Should you know the difference between Ordinary & Generative Design? – 2 Minute Read
Updated: Aug 15, 2020
“Never memorize something that you can look up.”- Albert Einstein.
Do you remember your childhood phone number? Most likely you do. But, what if I asked for your best friends current number? Or your brother or sister? Most of us will turn to our smartphones for that. Same thing for calendar events and driving directions. We are moving away from storing information in our head that can be accessed in a better way.
Ordinary vs. Generative Design.
The same is happening in the manufacturing industry. The distinction between ordinary and generative design is going to be crucially important.
Ordinary design is based on conveying known information to achieve a specific outcome. This is how people are designing in CAD today. You know how you want the part to look like in the end before you even start. In short, ordinary design is about creating a part to specifications that someone has decided acceptable.
Generative Design, on the other hand, is about figuring out a design that is better than the known.

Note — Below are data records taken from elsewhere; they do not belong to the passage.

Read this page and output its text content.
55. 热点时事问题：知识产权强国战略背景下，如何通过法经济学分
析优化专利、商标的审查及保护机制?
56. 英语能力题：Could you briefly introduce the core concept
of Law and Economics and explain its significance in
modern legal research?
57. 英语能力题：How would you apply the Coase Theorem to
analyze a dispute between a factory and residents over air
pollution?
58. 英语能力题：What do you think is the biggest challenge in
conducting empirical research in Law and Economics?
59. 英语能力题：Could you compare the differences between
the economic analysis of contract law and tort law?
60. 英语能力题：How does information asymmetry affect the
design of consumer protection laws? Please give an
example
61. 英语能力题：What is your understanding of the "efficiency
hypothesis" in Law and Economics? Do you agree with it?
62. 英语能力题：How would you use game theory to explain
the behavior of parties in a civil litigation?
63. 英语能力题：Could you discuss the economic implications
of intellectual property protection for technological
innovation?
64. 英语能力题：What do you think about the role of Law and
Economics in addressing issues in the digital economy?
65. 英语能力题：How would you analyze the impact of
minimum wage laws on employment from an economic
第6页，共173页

With generative design, we only have to know the boundaries and what our design will encounter. Then, the generative technology can create multiple iterations of possible designs. Letting the designer or engineer explore and validate different designs within minutes. This is the tool to make your best design better.
Ordinary design maintains the status quo. You design to the best of your capabilities and experience. While, generative design involves not just what you know but also generate new information, opportunities, and more options for better results.
As our world is moving from a “This is how we have always done it” to a “Figure out better ways” one, it is critical to the manufacturing industry that we look for more efficient ways to design and create products.
Generative design is a way to empty the limited space in your design brain and letting technology work harder and smarter, so the result is a truly better design.